Miller: Focal Concerns (1958)
W/c boys are socialised into particular norms and values that makes them more likely to engage in deviant behaviour/ commit crime. These values are "focal concerns".
Evaluation
Feminists: these qualities describe masculinity rather than a particular subculture of young w/c men.
Acknowledges that none of these values alone make crime inevitable, just more likely- many w/c boys socialised into focal concerns do not commit crime.
Unclear if w/c really have such distinct norms and values from rest of society- contradicts idea of value consenus.
Fails to explain whether focal concerns are also shared by young w/c women and, if so, why they are still less likely to commit crime
These are not essentially criminal but increase the risk of criminal behaviour:
Toughness
: wish to prove their masculinity
Smartness
: use wit/ smart remarks
Excitement
: seek a "buzz"
Trouble
: fighting
Anti-authoritarianism
: dislike for the gov
Fatalism
: believe actions won't influence the future
Evaluations
Postmodernists
: Subcultural theory assumes deviance comes from subcultures that go against mainstream norms and values, but in today's fragmented society, subcultures are so common that they are just a normal part of life. Deviance is normal= subcultural theory is irrelevant in understanding deviance.

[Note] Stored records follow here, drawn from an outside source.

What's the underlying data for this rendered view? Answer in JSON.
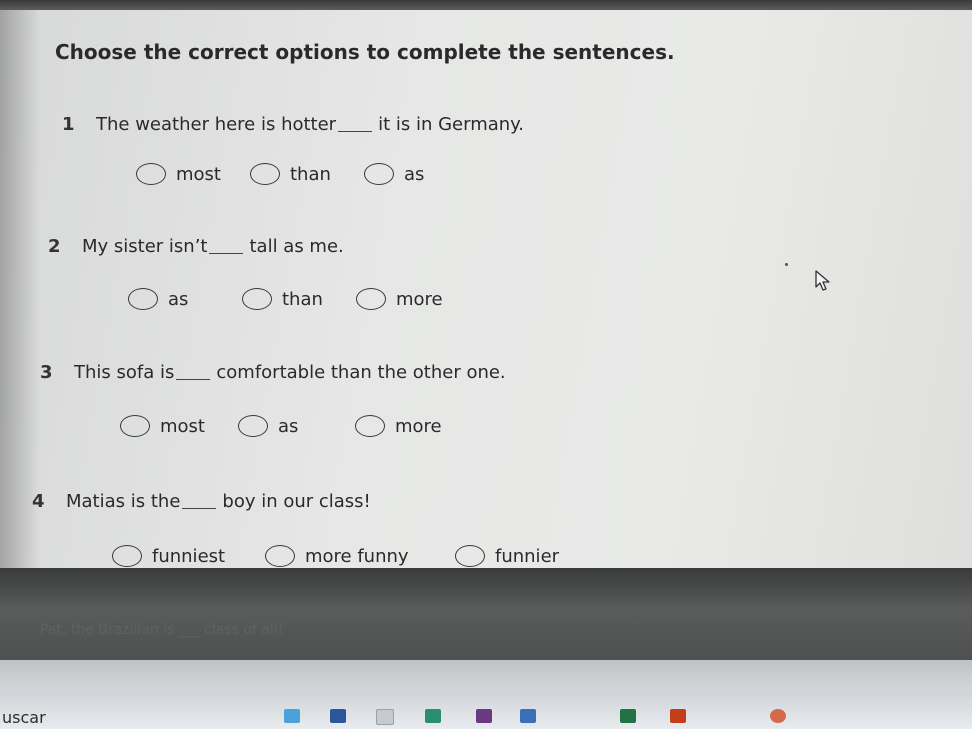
{
  "instruction": "Choose the correct options to complete the sentences.",
  "questions": [
    {
      "number": "1",
      "before": "The weather here is hotter",
      "after": "it is in Germany.",
      "options": [
        "most",
        "than",
        "as"
      ]
    },
    {
      "number": "2",
      "before": "My sister isn’t",
      "after": "tall as me.",
      "options": [
        "as",
        "than",
        "more"
      ]
    },
    {
      "number": "3",
      "before": "This sofa is",
      "after": "comfortable than the other one.",
      "options": [
        "most",
        "as",
        "more"
      ]
    },
    {
      "number": "4",
      "before": "Matias is the",
      "after": "boy in our class!",
      "options": [
        "funniest",
        "more funny",
        "funnier"
      ]
    }
  ],
  "partially_visible_question": "Pat, the Brazilian is ___ class of all!",
  "taskbar": {
    "search_text": "uscar",
    "icons": [
      "chrome-icon",
      "word-icon",
      "link-icon",
      "edge-icon",
      "calendar-icon",
      "store-icon",
      "excel-icon",
      "powerpoint-icon",
      "app-icon"
    ]
  },
  "colors": {
    "page_bg": "#e6e7e6",
    "text": "#2a2a2a",
    "dark_band": "#4d4f50",
    "taskbar": "#dfe2e5"
  }
}
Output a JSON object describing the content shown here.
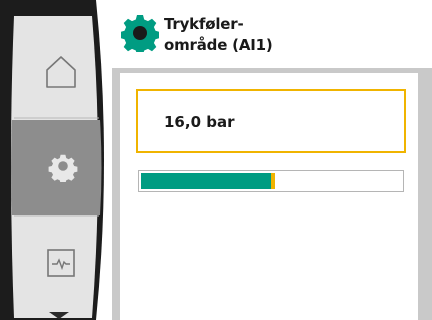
{
  "header": {
    "title_line1": "Trykføler-",
    "title_line2": "område (AI1)",
    "icon": "gear-icon"
  },
  "sidebar": {
    "items": [
      {
        "name": "home",
        "icon": "home-icon",
        "active": false
      },
      {
        "name": "settings",
        "icon": "gear-icon",
        "active": true
      },
      {
        "name": "diagnostics",
        "icon": "pulse-chart-icon",
        "active": false
      }
    ],
    "scroll_indicator": "chevron-down-icon"
  },
  "value": {
    "text": "16,0 bar",
    "level_fraction": 0.5
  },
  "colors": {
    "accent_green": "#009c82",
    "accent_yellow": "#f0b400",
    "sidebar_dark": "#1c1c1c",
    "sidebar_active": "#8d8d8d"
  }
}
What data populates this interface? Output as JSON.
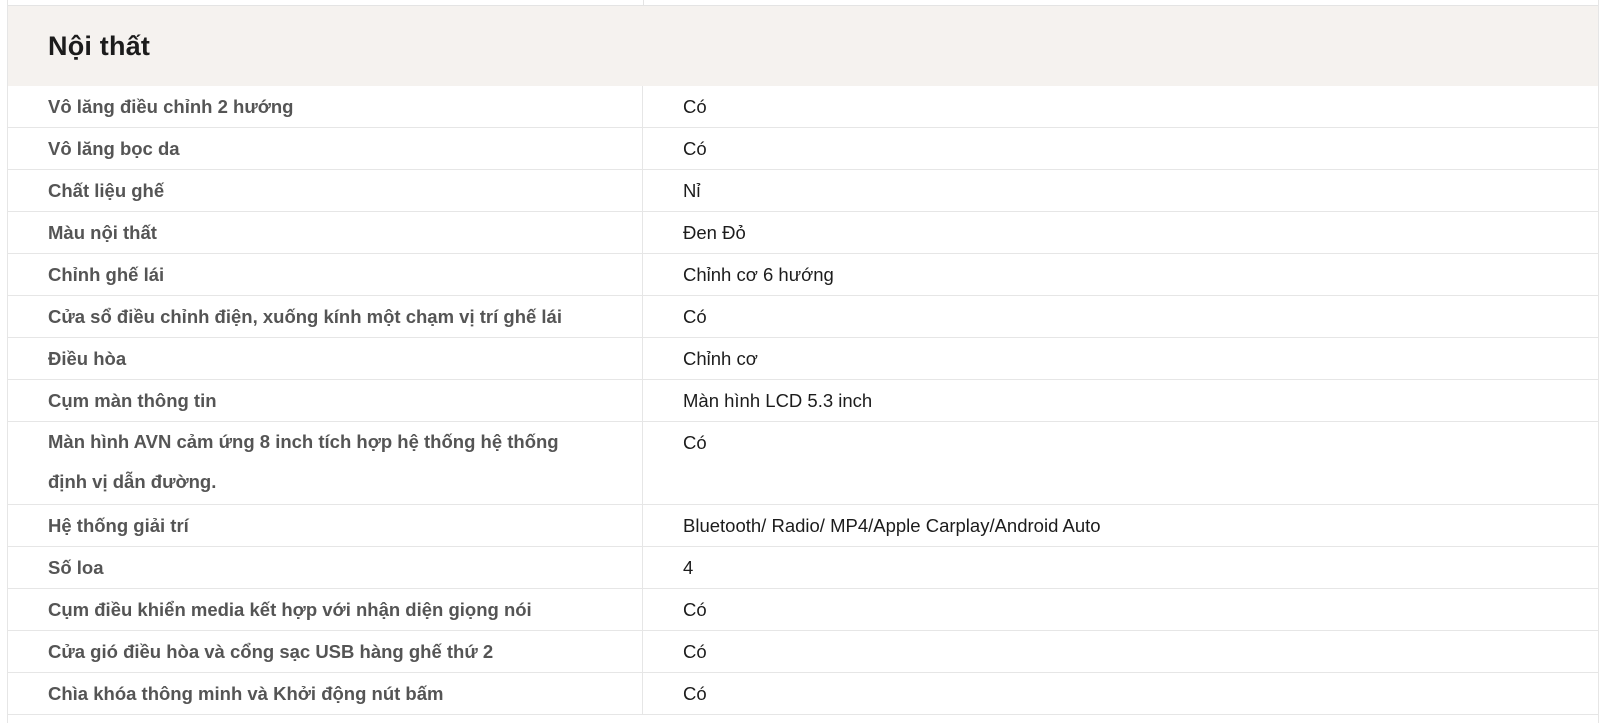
{
  "section": {
    "title": "Nội thất"
  },
  "rows": [
    {
      "label": "Vô lăng điều chỉnh 2 hướng",
      "value": "Có"
    },
    {
      "label": "Vô lăng bọc da",
      "value": "Có"
    },
    {
      "label": "Chất liệu ghế",
      "value": "Nỉ"
    },
    {
      "label": "Màu nội thất",
      "value": "Đen Đỏ"
    },
    {
      "label": "Chỉnh ghế lái",
      "value": "Chỉnh cơ 6 hướng"
    },
    {
      "label": "Cửa sổ điều chỉnh điện, xuống kính một chạm vị trí ghế lái",
      "value": "Có"
    },
    {
      "label": "Điều hòa",
      "value": "Chỉnh cơ"
    },
    {
      "label": "Cụm màn thông tin",
      "value": "Màn hình LCD 5.3 inch"
    },
    {
      "label": "Màn hình AVN cảm ứng 8 inch tích hợp hệ thống hệ thống định vị dẫn đường.",
      "value": "Có"
    },
    {
      "label": "Hệ thống giải trí",
      "value": "Bluetooth/ Radio/ MP4/Apple Carplay/Android Auto"
    },
    {
      "label": "Số loa",
      "value": "4"
    },
    {
      "label": "Cụm điều khiển media kết hợp với nhận diện giọng nói",
      "value": "Có"
    },
    {
      "label": "Cửa gió điều hòa và cổng sạc USB hàng ghế thứ 2",
      "value": "Có"
    },
    {
      "label": "Chìa khóa thông minh và Khởi động nút bấm",
      "value": "Có"
    }
  ]
}
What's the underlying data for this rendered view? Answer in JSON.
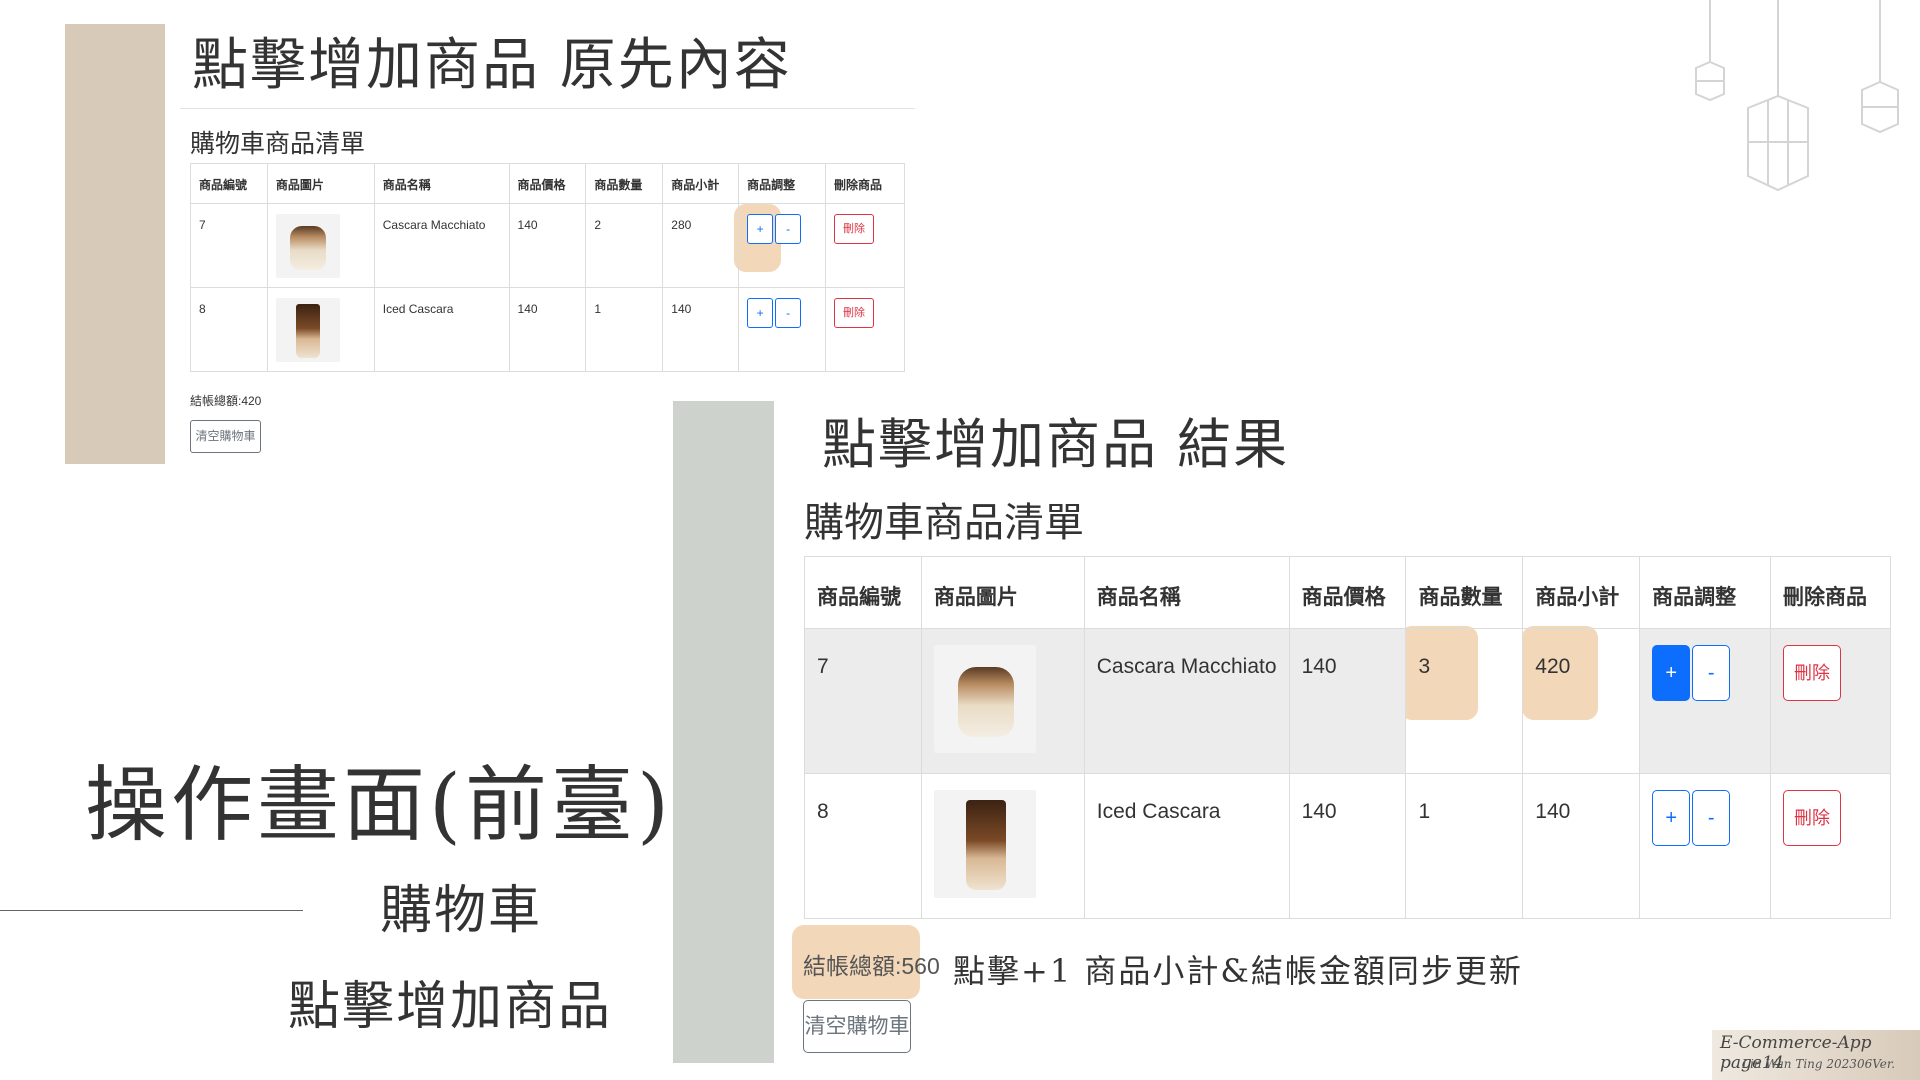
{
  "slide": {
    "title_original": "點擊增加商品 原先內容",
    "title_result": "點擊增加商品 結果",
    "heading": "操作畫面(前臺)",
    "subheading1": "購物車",
    "subheading2": "點擊增加商品",
    "note": "點擊+1 商品小計&結帳金額同步更新",
    "footer_line1": "E-Commerce-App page14",
    "footer_line2": "Lin Wan Ting 202306Ver.",
    "colors": {
      "tan_bar": "#d8cab9",
      "sage_bar": "#cdd3cc",
      "highlight": "#f2d7b8"
    }
  },
  "cart_before": {
    "title": "購物車商品清單",
    "headers": [
      "商品編號",
      "商品圖片",
      "商品名稱",
      "商品價格",
      "商品數量",
      "商品小計",
      "商品調整",
      "刪除商品"
    ],
    "rows": [
      {
        "id": "7",
        "image": "cascara-macchiato-image",
        "name": "Cascara Macchiato",
        "price": "140",
        "qty": "2",
        "subtotal": "280",
        "plus": "+",
        "minus": "-",
        "delete": "刪除"
      },
      {
        "id": "8",
        "image": "iced-cascara-image",
        "name": "Iced Cascara",
        "price": "140",
        "qty": "1",
        "subtotal": "140",
        "plus": "+",
        "minus": "-",
        "delete": "刪除"
      }
    ],
    "total": "結帳總額:420",
    "clear_button": "清空購物車"
  },
  "cart_after": {
    "title": "購物車商品清單",
    "headers": [
      "商品編號",
      "商品圖片",
      "商品名稱",
      "商品價格",
      "商品數量",
      "商品小計",
      "商品調整",
      "刪除商品"
    ],
    "rows": [
      {
        "id": "7",
        "image": "cascara-macchiato-image",
        "name": "Cascara Macchiato",
        "price": "140",
        "qty": "3",
        "subtotal": "420",
        "plus": "+",
        "minus": "-",
        "delete": "刪除"
      },
      {
        "id": "8",
        "image": "iced-cascara-image",
        "name": "Iced Cascara",
        "price": "140",
        "qty": "1",
        "subtotal": "140",
        "plus": "+",
        "minus": "-",
        "delete": "刪除"
      }
    ],
    "total": "結帳總額:560",
    "clear_button": "清空購物車"
  }
}
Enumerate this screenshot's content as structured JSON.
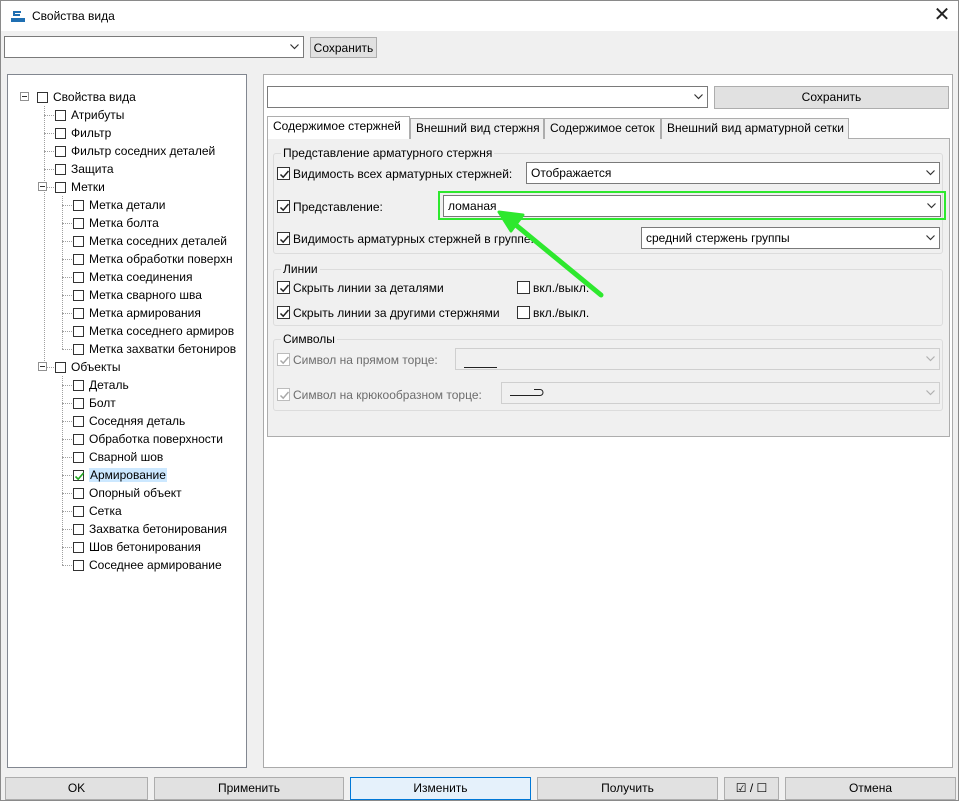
{
  "window": {
    "title": "Свойства вида",
    "close_glyph": "✕",
    "icon": "app-logo-icon"
  },
  "top_bar": {
    "combo_value": "",
    "save_label": "Сохранить"
  },
  "tree": {
    "items": [
      {
        "label": "Свойства вида",
        "checked": false,
        "expanded": true
      },
      {
        "label": "Атрибуты",
        "checked": false
      },
      {
        "label": "Фильтр",
        "checked": false
      },
      {
        "label": "Фильтр соседних деталей",
        "checked": false
      },
      {
        "label": "Защита",
        "checked": false
      },
      {
        "label": "Метки",
        "checked": false,
        "expanded": true
      },
      {
        "label": "Метка детали",
        "checked": false
      },
      {
        "label": "Метка болта",
        "checked": false
      },
      {
        "label": "Метка соседних деталей",
        "checked": false
      },
      {
        "label": "Метка обработки поверхн",
        "checked": false
      },
      {
        "label": "Метка соединения",
        "checked": false
      },
      {
        "label": "Метка сварного шва",
        "checked": false
      },
      {
        "label": "Метка армирования",
        "checked": false
      },
      {
        "label": "Метка соседнего армиров",
        "checked": false
      },
      {
        "label": "Метка захватки бетониров",
        "checked": false
      },
      {
        "label": "Объекты",
        "checked": false,
        "expanded": true
      },
      {
        "label": "Деталь",
        "checked": false
      },
      {
        "label": "Болт",
        "checked": false
      },
      {
        "label": "Соседняя деталь",
        "checked": false
      },
      {
        "label": "Обработка поверхности",
        "checked": false
      },
      {
        "label": "Сварной шов",
        "checked": false
      },
      {
        "label": "Армирование",
        "checked": true,
        "selected": true
      },
      {
        "label": "Опорный объект",
        "checked": false
      },
      {
        "label": "Сетка",
        "checked": false
      },
      {
        "label": "Захватка бетонирования",
        "checked": false
      },
      {
        "label": "Шов бетонирования",
        "checked": false
      },
      {
        "label": "Соседнее армирование",
        "checked": false
      }
    ],
    "scroll_left": "‹",
    "scroll_right": "›"
  },
  "right": {
    "combo_value": "",
    "save_label": "Сохранить",
    "tabs": [
      {
        "label": "Содержимое стержней",
        "active": true
      },
      {
        "label": "Внешний вид стержня",
        "active": false
      },
      {
        "label": "Содержимое сеток",
        "active": false
      },
      {
        "label": "Внешний вид арматурной сетки",
        "active": false
      }
    ],
    "group_representation": {
      "title": "Представление арматурного стержня",
      "visibility_all_label": "Видимость всех арматурных стержней:",
      "visibility_all_checked": true,
      "visibility_all_value": "Отображается",
      "representation_label": "Представление:",
      "representation_checked": true,
      "representation_value": "ломаная",
      "group_visibility_label": "Видимость арматурных стержней в группе:",
      "group_visibility_checked": true,
      "group_visibility_value": "средний стержень группы"
    },
    "group_lines": {
      "title": "Линии",
      "hide_behind_parts_label": "Скрыть линии за деталями",
      "hide_behind_parts_checked": true,
      "hide_behind_bars_label": "Скрыть линии за другими стержнями",
      "hide_behind_bars_checked": true,
      "on_off_1": "вкл./выкл.",
      "on_off_2": "вкл./выкл."
    },
    "group_symbols": {
      "title": "Символы",
      "straight_end_label": "Символ на прямом торце:",
      "hook_end_label": "Символ на крюкообразном торце:"
    }
  },
  "annotation": {
    "color": "#2ee82e"
  },
  "bottom": {
    "ok": "OK",
    "apply": "Применить",
    "modify": "Изменить",
    "get": "Получить",
    "toggle": "☑ / ☐",
    "cancel": "Отмена"
  }
}
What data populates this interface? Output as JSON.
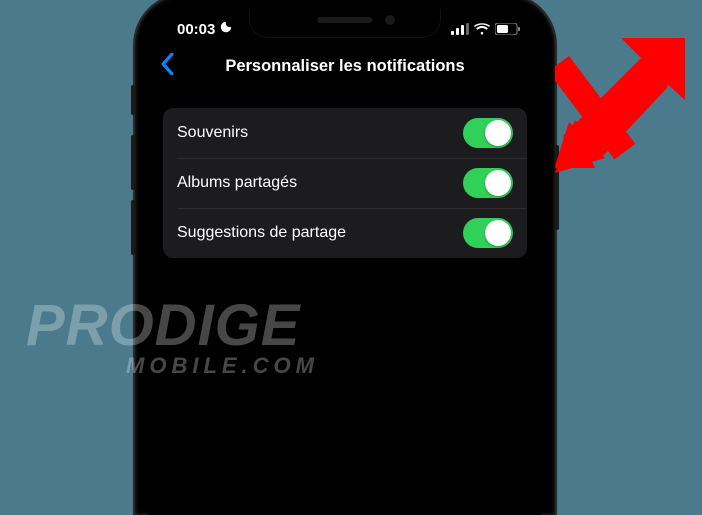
{
  "status": {
    "time": "00:03",
    "dnd": true,
    "signal_bars": 4,
    "wifi": true,
    "battery_pct": 55
  },
  "nav": {
    "title": "Personnaliser les notifications"
  },
  "settings": [
    {
      "label": "Souvenirs",
      "value": true
    },
    {
      "label": "Albums partagés",
      "value": true
    },
    {
      "label": "Suggestions de partage",
      "value": true
    }
  ],
  "watermark": {
    "line1": "PRODIGE",
    "line2": "MOBILE.COM"
  },
  "colors": {
    "background": "#4a7a8c",
    "toggle_on": "#30d158",
    "accent_blue": "#0a84ff",
    "arrow": "#ff0000"
  }
}
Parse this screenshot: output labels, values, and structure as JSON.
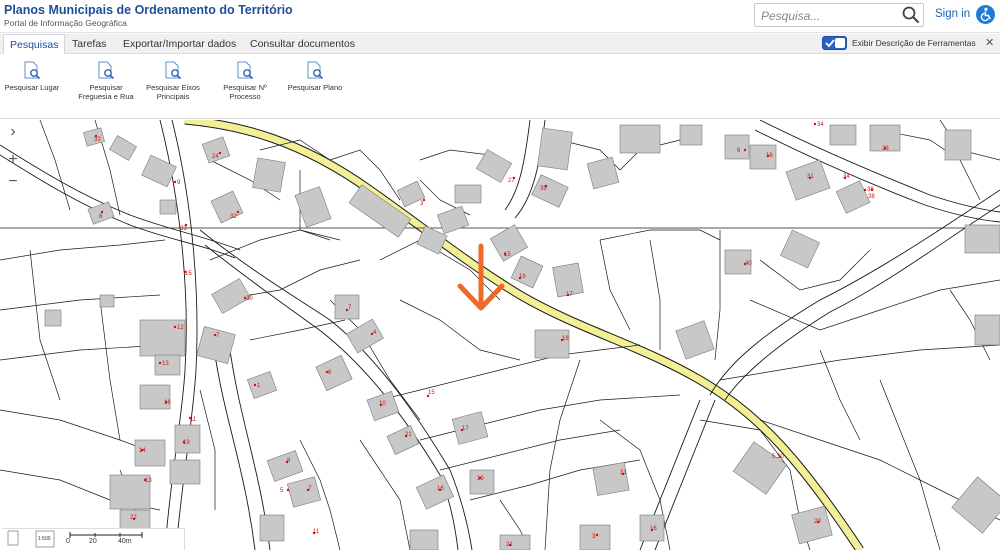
{
  "header": {
    "title": "Planos Municipais de Ordenamento do Território",
    "subtitle": "Portal de Informação Geográfica",
    "search_placeholder": "Pesquisa...",
    "signin_label": "Sign in"
  },
  "tabs": [
    {
      "label": "Pesquisas",
      "active": true
    },
    {
      "label": "Tarefas"
    },
    {
      "label": "Exportar/Importar dados"
    },
    {
      "label": "Consultar documentos"
    }
  ],
  "toggle": {
    "label": "Exibir Descrição de Ferramentas",
    "checked": true
  },
  "tools": [
    {
      "label": "Pesquisar Lugar"
    },
    {
      "label": "Pesquisar Freguesia e Rua"
    },
    {
      "label": "Pesquisar Eixos Principais"
    },
    {
      "label": "Pesquisar Nº Processo"
    },
    {
      "label": "Pesquisar Plano"
    }
  ],
  "map": {
    "labels": [
      "33",
      "9",
      "24",
      "34",
      "8",
      "32",
      "33",
      "3",
      "27",
      "35",
      "6",
      "34",
      "23",
      "31",
      "16",
      "15",
      "19",
      "17",
      "38",
      "18",
      "40",
      "12",
      "7",
      "30",
      "7",
      "4",
      "13",
      "15",
      "16",
      "1",
      "6",
      "10",
      "11",
      "19",
      "14",
      "17",
      "15",
      "8",
      "21",
      "13",
      "31",
      "16",
      "19",
      "5",
      "7",
      "22",
      "11",
      "21",
      "3",
      "16",
      "38",
      "5.30",
      "23"
    ],
    "scale": {
      "label_0": "0",
      "label_20": "20",
      "label_40": "40m",
      "ratio_badge": "1:500"
    }
  },
  "colors": {
    "accent": "#1f4e99",
    "road_fill": "#f3ef96",
    "parcel_line": "#1a1a1a",
    "building": "#c8c8c8",
    "arrow": "#ef6a2a",
    "point": "#d01010"
  },
  "icons": {
    "search": "magnifier-icon",
    "accessibility": "accessibility-icon",
    "expand": "chevron-right-icon",
    "zoom_in": "plus-icon",
    "zoom_out": "minus-icon"
  }
}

Subcultural theory assumes that w/c boys start off sharing m/c success goals, then reject them when they fail, but ignores the possibility that they didn't share those goals in the first place so they never saw themselves as failures.
Marxists
: Paul Willis’ 1977 study of the lads shows that they formed a subculture in order to ‘have a laff’ in a m/c school system they felt was irrelevant to their futures. They never aspired to be m/c, they identified themselves as w/c and rejected the m/c system and aspirations of the school.